Montpellier: Ségolène Royal en campagne à La Paillade

Publié le par DA Estérel 83

MidiLibre-copie-1 Par KARIM MAOUDJ

 

 

Un petit tour au marché de La Paillade, hier matin. La visite incontournable pour tous les candidats.

Un petit tour au marché de La Paillade, hier matin. La visite incontournable pour tous les candidats. (Photos BRUNO CAMPELS)

 

Elle n’était pas revenue à Montpellier depuis fin 2008. Hier matin, Ségolène Royal, flanquée de deux élus municipaux, Brahim Abbou et Eva Beccaria, a de nouveau goûté aux parfums du marché de La Paillade. Au pas de charge, la candidate aux primaires socialistes pour l’élection présidentielle de 2012 a arpenté les allées, puis s’est rendue au local de l’association culturelle de jumelage Montpellier-Tlemcen. Quelques questions autour du soutien scolaire apporté aux élèves et aux étudiants issus de la communauté maghrébine. Des photos souvenirs avec des enfants, à l’image d’une rock star. Avant de s’engouffrer dans la voiture, direction Sète.

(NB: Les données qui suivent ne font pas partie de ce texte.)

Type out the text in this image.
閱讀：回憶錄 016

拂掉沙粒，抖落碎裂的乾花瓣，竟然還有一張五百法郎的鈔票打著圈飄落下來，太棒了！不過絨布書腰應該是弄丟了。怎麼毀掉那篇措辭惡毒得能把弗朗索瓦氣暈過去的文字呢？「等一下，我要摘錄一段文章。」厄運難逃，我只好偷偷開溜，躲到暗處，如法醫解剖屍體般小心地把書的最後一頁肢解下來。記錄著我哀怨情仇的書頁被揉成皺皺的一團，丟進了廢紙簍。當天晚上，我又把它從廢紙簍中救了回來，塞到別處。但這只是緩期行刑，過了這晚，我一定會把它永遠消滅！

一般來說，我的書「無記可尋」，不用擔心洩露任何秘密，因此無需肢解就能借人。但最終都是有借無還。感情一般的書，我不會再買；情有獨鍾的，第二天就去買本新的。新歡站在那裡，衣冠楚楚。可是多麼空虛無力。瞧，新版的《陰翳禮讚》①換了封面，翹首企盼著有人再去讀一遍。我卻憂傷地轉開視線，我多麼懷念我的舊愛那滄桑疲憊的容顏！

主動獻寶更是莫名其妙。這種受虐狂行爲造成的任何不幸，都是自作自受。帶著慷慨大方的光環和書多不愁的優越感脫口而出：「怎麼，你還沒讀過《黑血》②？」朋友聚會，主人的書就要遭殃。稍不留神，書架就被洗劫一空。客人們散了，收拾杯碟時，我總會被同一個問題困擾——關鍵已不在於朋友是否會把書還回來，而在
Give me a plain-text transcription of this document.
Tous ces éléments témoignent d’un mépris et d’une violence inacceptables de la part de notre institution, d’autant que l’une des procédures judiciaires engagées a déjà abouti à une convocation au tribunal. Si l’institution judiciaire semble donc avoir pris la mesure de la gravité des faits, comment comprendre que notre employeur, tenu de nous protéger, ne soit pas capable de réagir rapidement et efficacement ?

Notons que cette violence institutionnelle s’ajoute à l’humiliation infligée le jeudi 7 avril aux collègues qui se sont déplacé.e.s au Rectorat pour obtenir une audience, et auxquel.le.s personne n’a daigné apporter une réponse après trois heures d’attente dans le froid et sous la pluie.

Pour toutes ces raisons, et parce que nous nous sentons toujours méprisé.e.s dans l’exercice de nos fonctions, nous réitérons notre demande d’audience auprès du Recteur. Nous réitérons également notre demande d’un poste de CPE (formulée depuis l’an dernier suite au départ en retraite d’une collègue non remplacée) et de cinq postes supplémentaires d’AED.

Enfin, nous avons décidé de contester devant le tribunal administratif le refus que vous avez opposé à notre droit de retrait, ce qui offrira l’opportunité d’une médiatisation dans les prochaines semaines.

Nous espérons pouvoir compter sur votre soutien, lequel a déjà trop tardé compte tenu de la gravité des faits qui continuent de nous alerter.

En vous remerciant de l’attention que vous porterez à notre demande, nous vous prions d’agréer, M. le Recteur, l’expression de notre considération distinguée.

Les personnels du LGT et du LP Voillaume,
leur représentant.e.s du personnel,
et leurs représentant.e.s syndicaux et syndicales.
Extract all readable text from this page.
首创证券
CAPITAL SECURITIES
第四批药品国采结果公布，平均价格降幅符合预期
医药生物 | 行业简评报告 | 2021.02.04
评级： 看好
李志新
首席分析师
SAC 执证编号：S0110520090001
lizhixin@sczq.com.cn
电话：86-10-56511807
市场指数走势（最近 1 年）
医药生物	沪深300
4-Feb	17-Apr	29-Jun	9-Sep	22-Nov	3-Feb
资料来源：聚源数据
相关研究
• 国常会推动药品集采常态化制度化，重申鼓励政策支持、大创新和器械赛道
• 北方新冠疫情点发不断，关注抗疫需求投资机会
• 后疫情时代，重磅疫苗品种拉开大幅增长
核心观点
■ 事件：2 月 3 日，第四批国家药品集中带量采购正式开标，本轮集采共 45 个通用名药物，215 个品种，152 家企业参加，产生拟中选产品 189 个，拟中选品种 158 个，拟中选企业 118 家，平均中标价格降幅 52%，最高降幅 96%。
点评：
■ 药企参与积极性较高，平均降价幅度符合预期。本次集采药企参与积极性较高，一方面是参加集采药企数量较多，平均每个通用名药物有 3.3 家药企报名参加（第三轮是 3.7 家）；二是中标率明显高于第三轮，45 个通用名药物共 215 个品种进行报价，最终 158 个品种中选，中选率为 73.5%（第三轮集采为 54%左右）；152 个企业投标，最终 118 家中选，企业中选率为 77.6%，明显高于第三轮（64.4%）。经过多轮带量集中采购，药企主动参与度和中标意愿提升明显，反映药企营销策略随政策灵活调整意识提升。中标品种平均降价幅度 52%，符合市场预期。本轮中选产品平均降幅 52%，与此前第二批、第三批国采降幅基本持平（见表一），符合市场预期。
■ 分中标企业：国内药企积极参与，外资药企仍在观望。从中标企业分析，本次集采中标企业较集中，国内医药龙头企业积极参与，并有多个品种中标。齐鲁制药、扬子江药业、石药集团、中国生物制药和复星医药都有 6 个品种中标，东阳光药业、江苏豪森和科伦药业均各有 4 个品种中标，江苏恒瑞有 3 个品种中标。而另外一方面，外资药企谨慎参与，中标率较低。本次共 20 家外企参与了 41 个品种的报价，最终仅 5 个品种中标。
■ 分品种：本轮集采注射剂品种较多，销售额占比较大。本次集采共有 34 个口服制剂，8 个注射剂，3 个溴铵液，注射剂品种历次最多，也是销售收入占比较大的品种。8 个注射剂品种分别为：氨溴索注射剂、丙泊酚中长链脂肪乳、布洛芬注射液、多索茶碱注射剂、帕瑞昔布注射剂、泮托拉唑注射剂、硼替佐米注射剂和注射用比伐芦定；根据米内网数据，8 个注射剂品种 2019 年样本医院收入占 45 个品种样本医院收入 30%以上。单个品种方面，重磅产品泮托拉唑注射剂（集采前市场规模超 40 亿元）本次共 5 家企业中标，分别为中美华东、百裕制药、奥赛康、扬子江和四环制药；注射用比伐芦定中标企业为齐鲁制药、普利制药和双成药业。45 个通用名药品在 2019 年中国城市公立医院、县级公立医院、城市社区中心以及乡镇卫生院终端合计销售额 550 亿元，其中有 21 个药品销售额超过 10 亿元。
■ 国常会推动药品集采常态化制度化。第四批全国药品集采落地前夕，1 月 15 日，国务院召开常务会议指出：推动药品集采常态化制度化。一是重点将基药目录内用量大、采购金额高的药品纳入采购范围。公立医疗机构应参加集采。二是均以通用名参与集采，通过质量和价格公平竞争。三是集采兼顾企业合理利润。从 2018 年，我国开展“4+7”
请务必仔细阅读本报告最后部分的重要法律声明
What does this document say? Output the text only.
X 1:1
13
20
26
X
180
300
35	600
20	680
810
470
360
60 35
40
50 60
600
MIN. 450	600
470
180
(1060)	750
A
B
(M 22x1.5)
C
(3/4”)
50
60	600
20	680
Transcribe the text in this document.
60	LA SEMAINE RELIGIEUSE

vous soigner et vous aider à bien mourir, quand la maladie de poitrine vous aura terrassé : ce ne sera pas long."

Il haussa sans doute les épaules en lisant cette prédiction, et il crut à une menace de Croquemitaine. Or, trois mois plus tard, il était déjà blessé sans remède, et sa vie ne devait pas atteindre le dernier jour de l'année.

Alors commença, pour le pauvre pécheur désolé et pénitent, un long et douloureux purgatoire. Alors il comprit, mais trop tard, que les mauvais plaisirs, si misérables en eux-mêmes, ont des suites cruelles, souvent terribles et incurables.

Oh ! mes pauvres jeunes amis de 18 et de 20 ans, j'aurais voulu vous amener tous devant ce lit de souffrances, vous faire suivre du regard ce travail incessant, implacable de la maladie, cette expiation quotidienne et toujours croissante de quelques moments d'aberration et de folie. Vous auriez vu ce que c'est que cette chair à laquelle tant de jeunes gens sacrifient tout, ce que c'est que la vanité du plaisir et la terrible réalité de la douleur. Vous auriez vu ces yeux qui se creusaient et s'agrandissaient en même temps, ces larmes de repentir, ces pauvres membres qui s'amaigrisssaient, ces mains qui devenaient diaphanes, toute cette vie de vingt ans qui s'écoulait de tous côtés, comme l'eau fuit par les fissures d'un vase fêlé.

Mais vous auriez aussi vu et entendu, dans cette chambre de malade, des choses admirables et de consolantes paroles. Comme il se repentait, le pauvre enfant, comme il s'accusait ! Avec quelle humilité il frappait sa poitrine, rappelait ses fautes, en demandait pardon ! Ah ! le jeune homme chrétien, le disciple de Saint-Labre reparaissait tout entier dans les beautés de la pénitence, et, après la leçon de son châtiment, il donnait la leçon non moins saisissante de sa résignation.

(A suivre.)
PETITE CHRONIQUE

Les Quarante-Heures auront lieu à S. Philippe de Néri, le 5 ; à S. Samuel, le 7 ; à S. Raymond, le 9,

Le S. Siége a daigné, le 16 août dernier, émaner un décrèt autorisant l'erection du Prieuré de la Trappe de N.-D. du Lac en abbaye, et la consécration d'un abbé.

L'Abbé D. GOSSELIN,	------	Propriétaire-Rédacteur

L’ancienne candidate à l’élection présidentielle de 2007 était de retour à 16 h, à la maison pour tous Léo-Lagrange, pour une rencontre avec les militants. Là, l’ambiance était nettement plus politique. Face à près de 400 personnes (dont Serge Fleurence, premier adjoint au maire de Montpellier, Max Lévita, patron des socialistes à la Ville, François Delacroix, conseiller régional, et Michael Delafosse, adjoint au maire), Ségolène Royal s’est présentée comme "la candidate du peuple". Et demain, si elle était élue, comme la "présidente du peuple français". Elle a tenu également à rappeler la nécessité de "respecter les valeurs de la République". Comme une prémonition sur la suite des événements 

Il aura suffi, comme souvent, d’une étincelle. Un groupe d’une demi-douzaine de personnes se réclamant du Mouvement des révoltés des quartiers populaires, "en réseau avec le Mouvement de l’immigration et des banlieue" (Mib), a perturbé la fin du meeting de Ségolène Royal, hier, à la maison pour tous Léo-Lagrange. Ses membres lui reprochaient ses récents propos favorables à l’envoi de l’armée dans les banlieues. "Les Casques bleus, ce n’est pas dans les banlieues qu’il faut les envoyer mais en Israël", ont-ils lancé. Critiquant également la situation de l’emploi et du logement dans les quartiers.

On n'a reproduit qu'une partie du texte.